Der Raum war dort, wo jetzt das Stadthaus steht, früher waren da Lagerhallen für Stoffe o.ä. In einem Keller, oder eher Kellerloch, hatten die sich einen Teil abgetrennt und wohnlich gemacht, in dem anderen Teil konnten wir üben. Das ging vielleicht so drei, vier Monate, und dann haben wir gemerkt, mit Hanno Bugge kommen wir nicht weiter. Er war ein lieber Kerl, aber konnte halt keinen Bass spielen. Uwe und ich haben uns als Anfänger sprunghaft weiterentwickelt, doch er kam nicht mit. Irgendwann sind wir da raus und haben durch Hanno einen Organisten kennengelernt, Ralf Kuhnt. Sehr guter Mann, mit dem wir dann an den Eisteich gezogen sind. (Für Ortsansässige: Heutiger Beginn des Schlippentals; Proberaum war im Stichweg, der zum Lappenlied führt. - tk) Auf der linken Seite stand ein kleines Häuschen, direkt an ein Wohnhaus drangepappt. Nachdem wir dort raus sind, wurde das übrigens gleich abgerissen; ich vermute aus Angst, dass jemand reingehen könnte, der wieder so einen Lärm macht. Im Wohnhaus, dessen Schlafzimmer direkt an unseren Übungsraum angrenzte, lebten ältere Leute. Ich weiß nicht, wie die das ausgehalten haben...

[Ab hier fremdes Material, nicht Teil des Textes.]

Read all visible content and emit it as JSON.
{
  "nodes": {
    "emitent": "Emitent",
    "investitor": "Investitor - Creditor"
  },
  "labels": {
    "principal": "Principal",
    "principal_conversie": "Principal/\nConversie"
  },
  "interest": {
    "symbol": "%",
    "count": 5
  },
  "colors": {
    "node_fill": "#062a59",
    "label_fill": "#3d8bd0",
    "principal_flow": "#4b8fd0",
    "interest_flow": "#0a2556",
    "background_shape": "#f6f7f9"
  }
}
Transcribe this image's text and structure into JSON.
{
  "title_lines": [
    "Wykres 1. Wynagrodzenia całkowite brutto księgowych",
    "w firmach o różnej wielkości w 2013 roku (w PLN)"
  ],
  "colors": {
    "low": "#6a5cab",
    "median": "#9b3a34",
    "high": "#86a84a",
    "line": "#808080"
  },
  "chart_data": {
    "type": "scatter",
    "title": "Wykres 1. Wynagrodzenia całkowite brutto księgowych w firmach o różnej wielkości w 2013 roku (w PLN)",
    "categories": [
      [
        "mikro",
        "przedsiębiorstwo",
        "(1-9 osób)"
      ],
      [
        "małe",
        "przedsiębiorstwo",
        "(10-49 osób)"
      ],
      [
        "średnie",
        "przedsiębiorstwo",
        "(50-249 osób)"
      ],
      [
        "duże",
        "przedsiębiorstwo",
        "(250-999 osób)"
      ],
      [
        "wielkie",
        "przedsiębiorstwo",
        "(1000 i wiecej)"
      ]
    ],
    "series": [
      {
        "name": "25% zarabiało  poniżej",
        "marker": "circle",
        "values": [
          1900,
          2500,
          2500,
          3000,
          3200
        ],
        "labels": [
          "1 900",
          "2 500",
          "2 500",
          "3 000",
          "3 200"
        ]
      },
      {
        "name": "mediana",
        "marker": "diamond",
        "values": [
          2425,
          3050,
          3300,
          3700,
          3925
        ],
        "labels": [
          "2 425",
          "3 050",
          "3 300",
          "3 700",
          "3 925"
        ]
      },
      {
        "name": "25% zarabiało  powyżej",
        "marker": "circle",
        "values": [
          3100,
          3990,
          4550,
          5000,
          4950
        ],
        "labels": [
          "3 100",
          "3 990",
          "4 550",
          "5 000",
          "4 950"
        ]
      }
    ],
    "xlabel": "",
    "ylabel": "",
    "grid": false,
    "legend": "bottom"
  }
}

Es kam noch ein Rhythmusgitarrist dazu, Gerhard Meier aus Unterhaun, und so haben wir dort zu viert gespielt, alles noch ohne Bass. Damals sind schon Stücke entstanden wie "There Ain't No Running Away" - das damals "Hand Of Doom" hieß - "Doom Power" oder "Armageddon". Wir haben auch viel nachgespielt: "Born To Be Wild", "The Pusher", "Junior's Wailing" (ein Song, den wir eigentlich die ganze Zeit beibehalten haben, weil er uns ganz gut lag) und ein paar andere Sachen, an die ich mich gar nicht mehr so erinnern kann. Und irgendwann mal mussten wir ja sehen, dass wir einen Bassisten kriegen.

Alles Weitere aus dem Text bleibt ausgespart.